English philosopher Francis Bacon could not have phrased it better when he said, “Knowledge is power.” Although he referred to scientific knowledge, other philosophers such as Michel Foucault have also explicated the connections of knowledge and power, and how both are interchangeable links that co-exists. Postmodern thinkers dissolved scientific knowledge as the center of knowledge, and that any information is already considered on its own as knowledge. 

In that sense, allowing people access to our dump accounts means allowing them knowledge, information over our lives. It can be simply put that these followers, these voyeurs have the power of information over us—the power over our lives. 

The problem here is we have forgotten how to be selective of people who have access to our personal lives. This led me to asking several people what was their category in adding followers to their “Close Friends” list on Instagram, and they all had the same answer. According to these sources, the people in the list do not necessarily have to be close friends. They were added there because they seem to not be “judgemental” of their lives. 

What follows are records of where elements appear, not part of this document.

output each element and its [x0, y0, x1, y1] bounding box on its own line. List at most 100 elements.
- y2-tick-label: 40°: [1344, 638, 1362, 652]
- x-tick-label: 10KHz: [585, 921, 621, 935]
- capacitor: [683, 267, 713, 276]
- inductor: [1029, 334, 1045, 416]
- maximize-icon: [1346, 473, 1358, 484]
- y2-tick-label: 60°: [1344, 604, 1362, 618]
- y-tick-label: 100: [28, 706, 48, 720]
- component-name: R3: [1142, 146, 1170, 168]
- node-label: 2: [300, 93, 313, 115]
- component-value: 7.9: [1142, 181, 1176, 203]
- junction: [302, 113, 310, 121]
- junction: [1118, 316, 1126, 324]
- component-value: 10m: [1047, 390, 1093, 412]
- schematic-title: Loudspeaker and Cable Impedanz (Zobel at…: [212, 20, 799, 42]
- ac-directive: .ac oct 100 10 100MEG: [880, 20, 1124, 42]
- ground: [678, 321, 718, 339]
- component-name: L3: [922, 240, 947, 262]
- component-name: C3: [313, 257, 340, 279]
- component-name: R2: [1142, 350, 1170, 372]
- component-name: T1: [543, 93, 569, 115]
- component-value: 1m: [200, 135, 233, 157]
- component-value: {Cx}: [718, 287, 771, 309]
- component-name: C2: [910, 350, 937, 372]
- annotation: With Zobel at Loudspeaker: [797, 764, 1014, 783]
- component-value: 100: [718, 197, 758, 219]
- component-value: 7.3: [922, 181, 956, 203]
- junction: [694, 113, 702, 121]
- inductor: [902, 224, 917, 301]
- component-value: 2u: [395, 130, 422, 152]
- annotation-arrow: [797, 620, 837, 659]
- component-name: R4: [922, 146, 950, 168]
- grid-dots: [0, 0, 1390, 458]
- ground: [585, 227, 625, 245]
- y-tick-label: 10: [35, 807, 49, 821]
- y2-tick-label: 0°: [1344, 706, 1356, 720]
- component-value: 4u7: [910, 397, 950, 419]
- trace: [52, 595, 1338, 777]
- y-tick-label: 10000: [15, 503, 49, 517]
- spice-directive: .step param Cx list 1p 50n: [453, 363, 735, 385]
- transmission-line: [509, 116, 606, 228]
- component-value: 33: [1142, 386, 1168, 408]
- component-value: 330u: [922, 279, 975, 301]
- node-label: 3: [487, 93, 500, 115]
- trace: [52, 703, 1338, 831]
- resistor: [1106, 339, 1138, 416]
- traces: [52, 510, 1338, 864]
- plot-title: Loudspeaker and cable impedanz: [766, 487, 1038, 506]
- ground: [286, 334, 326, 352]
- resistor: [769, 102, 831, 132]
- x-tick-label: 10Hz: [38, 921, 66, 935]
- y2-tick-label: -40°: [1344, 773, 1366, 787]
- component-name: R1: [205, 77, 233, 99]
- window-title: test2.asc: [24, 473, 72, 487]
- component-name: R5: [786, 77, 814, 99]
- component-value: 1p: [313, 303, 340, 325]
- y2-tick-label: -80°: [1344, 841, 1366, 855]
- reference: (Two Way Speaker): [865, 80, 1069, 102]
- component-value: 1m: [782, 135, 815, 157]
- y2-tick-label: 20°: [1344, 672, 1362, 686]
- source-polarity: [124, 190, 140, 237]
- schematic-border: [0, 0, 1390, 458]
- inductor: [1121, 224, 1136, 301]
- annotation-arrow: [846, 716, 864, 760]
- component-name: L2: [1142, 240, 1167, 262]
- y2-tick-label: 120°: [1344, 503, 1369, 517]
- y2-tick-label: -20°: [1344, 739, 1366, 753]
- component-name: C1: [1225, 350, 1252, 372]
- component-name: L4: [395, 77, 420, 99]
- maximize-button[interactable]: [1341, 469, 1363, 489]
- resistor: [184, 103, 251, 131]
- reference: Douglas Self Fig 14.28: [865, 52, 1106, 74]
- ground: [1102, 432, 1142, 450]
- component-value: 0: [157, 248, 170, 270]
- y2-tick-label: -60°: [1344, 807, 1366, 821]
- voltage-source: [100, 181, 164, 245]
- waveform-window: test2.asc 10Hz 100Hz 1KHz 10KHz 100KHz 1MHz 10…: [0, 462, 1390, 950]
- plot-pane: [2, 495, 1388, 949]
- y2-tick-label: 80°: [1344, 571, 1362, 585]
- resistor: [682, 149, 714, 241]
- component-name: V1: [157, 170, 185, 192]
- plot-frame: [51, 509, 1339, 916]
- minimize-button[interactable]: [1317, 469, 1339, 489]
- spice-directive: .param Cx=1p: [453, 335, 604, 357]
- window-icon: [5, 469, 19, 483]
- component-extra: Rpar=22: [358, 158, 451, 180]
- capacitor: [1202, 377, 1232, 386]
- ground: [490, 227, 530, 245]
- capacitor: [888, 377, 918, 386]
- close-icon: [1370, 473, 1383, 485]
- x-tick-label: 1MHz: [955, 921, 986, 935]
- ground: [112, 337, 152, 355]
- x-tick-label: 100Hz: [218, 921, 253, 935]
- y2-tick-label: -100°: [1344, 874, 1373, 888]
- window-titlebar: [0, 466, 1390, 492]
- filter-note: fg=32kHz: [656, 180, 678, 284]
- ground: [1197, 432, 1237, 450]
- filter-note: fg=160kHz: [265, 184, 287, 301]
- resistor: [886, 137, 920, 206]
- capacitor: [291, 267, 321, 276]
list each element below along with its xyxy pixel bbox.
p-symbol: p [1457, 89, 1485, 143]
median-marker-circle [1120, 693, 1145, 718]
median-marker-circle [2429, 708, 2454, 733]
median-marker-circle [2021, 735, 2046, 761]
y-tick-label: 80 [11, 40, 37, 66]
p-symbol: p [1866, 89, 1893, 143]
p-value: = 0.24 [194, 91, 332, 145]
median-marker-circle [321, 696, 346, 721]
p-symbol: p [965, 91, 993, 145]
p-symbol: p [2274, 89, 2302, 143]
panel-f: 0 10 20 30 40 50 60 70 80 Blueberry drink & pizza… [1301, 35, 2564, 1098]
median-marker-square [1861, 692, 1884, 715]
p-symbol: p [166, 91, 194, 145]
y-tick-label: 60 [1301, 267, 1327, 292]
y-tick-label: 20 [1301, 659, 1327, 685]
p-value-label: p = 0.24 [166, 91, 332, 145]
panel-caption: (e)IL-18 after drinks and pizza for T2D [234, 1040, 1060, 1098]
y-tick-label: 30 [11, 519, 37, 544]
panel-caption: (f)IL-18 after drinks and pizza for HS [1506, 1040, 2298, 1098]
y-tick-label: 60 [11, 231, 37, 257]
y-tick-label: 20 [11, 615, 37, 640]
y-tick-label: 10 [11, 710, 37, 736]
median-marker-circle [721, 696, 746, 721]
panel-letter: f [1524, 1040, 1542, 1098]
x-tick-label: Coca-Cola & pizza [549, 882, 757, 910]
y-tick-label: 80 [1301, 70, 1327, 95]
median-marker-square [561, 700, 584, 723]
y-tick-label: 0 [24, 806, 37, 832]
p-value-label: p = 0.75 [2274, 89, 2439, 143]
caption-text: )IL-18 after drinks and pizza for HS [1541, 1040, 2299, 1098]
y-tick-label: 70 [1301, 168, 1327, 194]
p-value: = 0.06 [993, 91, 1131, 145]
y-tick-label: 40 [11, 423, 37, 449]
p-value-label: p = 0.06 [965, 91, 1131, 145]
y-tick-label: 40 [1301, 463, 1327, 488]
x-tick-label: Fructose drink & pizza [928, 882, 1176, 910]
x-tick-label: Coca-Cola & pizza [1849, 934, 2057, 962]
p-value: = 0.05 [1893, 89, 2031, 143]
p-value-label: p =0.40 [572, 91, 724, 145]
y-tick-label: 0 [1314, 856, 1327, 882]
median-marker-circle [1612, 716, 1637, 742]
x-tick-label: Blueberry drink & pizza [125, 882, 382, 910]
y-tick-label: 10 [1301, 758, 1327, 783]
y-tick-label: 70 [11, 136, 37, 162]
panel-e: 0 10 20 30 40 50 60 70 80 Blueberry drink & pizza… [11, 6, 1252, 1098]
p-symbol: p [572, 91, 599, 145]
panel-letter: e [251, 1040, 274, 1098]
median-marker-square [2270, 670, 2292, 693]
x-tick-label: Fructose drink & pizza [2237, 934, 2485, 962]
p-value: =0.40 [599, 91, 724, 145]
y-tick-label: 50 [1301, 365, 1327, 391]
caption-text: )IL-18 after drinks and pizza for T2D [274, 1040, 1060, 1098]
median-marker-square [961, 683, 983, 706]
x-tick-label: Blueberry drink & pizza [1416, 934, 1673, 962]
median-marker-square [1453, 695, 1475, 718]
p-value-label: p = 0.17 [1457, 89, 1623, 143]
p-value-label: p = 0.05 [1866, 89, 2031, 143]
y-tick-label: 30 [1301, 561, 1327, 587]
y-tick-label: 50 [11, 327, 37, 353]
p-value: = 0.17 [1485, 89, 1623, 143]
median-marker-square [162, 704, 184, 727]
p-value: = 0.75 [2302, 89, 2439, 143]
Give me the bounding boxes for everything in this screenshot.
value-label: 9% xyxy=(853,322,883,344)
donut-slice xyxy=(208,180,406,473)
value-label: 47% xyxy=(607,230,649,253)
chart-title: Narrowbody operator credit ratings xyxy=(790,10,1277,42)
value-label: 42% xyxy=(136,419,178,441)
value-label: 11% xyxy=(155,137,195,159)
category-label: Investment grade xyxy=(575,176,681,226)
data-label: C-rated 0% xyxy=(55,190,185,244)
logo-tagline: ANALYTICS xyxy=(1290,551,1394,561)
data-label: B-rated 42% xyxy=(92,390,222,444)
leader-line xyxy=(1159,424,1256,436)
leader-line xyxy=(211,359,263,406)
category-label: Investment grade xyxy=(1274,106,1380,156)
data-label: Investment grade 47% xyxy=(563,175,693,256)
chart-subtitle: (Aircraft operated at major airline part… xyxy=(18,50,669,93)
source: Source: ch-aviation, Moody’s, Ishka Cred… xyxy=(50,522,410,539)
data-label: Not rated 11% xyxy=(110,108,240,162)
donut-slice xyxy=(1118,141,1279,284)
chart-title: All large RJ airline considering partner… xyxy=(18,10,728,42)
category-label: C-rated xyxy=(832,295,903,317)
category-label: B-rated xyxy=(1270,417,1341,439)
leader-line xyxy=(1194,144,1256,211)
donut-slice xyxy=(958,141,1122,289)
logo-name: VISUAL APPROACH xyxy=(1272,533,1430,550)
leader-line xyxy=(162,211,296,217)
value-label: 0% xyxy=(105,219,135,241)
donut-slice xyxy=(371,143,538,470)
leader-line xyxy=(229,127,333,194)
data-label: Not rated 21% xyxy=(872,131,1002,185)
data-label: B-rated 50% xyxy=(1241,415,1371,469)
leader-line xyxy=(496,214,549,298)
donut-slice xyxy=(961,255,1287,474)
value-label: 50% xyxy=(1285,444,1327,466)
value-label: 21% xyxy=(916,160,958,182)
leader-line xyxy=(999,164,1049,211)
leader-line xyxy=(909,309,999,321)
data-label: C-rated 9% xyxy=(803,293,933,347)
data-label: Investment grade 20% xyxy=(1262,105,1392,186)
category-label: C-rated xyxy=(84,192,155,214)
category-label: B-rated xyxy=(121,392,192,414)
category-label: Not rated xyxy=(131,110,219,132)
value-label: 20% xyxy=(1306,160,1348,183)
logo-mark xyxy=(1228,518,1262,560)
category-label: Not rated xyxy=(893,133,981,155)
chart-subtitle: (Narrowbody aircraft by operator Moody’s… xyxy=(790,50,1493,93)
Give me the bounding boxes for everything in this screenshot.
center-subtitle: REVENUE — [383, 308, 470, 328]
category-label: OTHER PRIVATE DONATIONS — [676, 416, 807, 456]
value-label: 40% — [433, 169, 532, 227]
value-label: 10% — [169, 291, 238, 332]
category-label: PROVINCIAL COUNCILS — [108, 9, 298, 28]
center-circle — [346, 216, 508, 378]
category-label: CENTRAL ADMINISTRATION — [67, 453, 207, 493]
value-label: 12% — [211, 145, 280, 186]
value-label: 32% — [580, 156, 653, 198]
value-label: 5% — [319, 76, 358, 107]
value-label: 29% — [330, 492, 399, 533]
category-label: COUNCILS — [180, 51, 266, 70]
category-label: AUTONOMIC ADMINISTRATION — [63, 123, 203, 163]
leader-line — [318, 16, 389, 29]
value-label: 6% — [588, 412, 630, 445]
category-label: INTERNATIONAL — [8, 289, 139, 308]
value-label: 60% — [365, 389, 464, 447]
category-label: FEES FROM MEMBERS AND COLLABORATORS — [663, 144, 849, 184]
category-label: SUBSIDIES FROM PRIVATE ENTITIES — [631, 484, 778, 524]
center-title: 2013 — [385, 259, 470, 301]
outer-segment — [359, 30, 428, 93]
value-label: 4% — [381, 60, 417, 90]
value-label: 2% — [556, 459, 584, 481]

This is a popular reasoning for a lot of people who have dumps, and I was not spared from this mishap. When I first discovered the “Close Friends” setting back in 2019, I think I must have added more than 50 people there whom I was not necessarily close with but seem to appear less critical about my transparent display of my “authentic” self. 

Social media, after all, is still a culture maladied by overcuration and these dump accounts exist not only because it serves as an outlet for a less censored content, but more so because they are outliers to curation. Just imagine how liberating it must feel to post unfiltered and unedited photos, unpopular thoughts and opinions, and daily rants about personal adversities. 

That being said, it must be time to reevaluate the people who have access to our dump accounts. This is a personal reminder as well as I no longer want to empower too many people with too much information about my life. After all, we are not fully certain about other people’s intentions about us. 

With or without the intention of malice, everything we post online may be used against us. History on the use of information—the direct proliferation of power—have reminded us before and will remind us again that it is always better to be safe than sorry. This notion of distrust is warranted.